I love pakoras and these pea pakoras are very unique and also very tasty.
Pea pakoras are quickly becoming a favourite veggie dish around my house. Unfortunately, veggie or not, they’re not very good for you. Eaten in moderation, however they are a real treat.
My kids like to eat them with Heinz ketchup of all things. Personally, I prefer a yogurt raita or spicy tomato chutney.
This isn’t a recipe I’ve seen at many Indian restaurants but don’t let that stop you from trying it. I love the textures. The peas become quite crunchy and the gram flour batter become soft – similar to a nicely cooked onion bhaji. The peas which are naturally sweet are the perfect match for the tangy lemon juice and the bite of the chilli, cumin and garlic.
Sometimes I add one or two green chillies to my pea pakoras
The next time you’re craving onion bhajis, I recommend trying these instead – if only to try something a little different. You may also enjoy these pea pakoras cold for a posh picnic.
- 100g besan flour (chickpea flour)
- ½ teaspoon bicarbonate of soda
- 50ml water (approximately)
- 1 teaspoon garlic paste
- ½ teaspoon cumin seeds
- 1 teaspoon ground cumin
- 1 teaspoon chilli powder
- Juice of one lemon
- 1 tablespoon finely chopped fresh coriander
- 1 cup (250g) frozen or fresh peas
- 2 green onions - finely chopped
- salt and freshly ground black pepper
- vegetable oil for deep frying
- Mix the flour, chilli powder, lemon juice. cumin seeds and powder, garlic paste, bicarbonate of soda, spring onions and coriander with just enough water to make a thick paste.
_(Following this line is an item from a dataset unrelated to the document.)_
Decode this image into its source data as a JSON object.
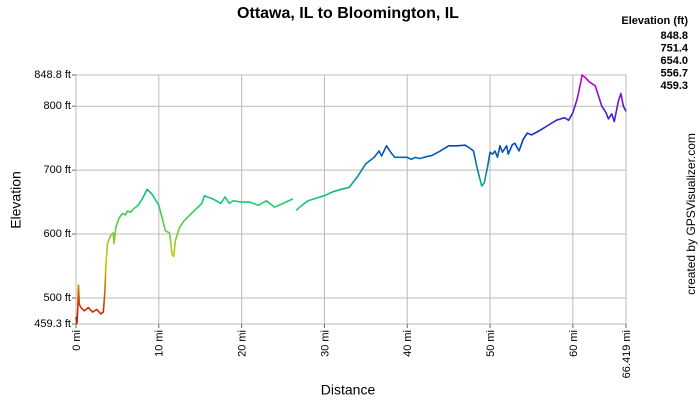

- Let the mixture sit for about five minutes and then mix in the peas. You may need to add a touch more water at this stage. We are trying for a think gooey paste.
- Heat the enough oil for deep frying in a large pan or wok.
- When the oil is hot enough to lightly brown a piece of the paste in about 35 seconds, it's ready.
- Using a tablespoon and your hands, scoop up small morsels of the pea batter and form into little slightly flattened ball. Some of the batter will stick to your hands.
- Place about three of four pea pakoras in the hot oil at a time and fry until lightly browned on the outside and cooked through. You may need to practice this until you get the cooking time just right.
- Remove the pea pakoras from the oil and rest them on paper towels to soak up the excess oil.
- Keep warm while you cook the remaining pea pakoras.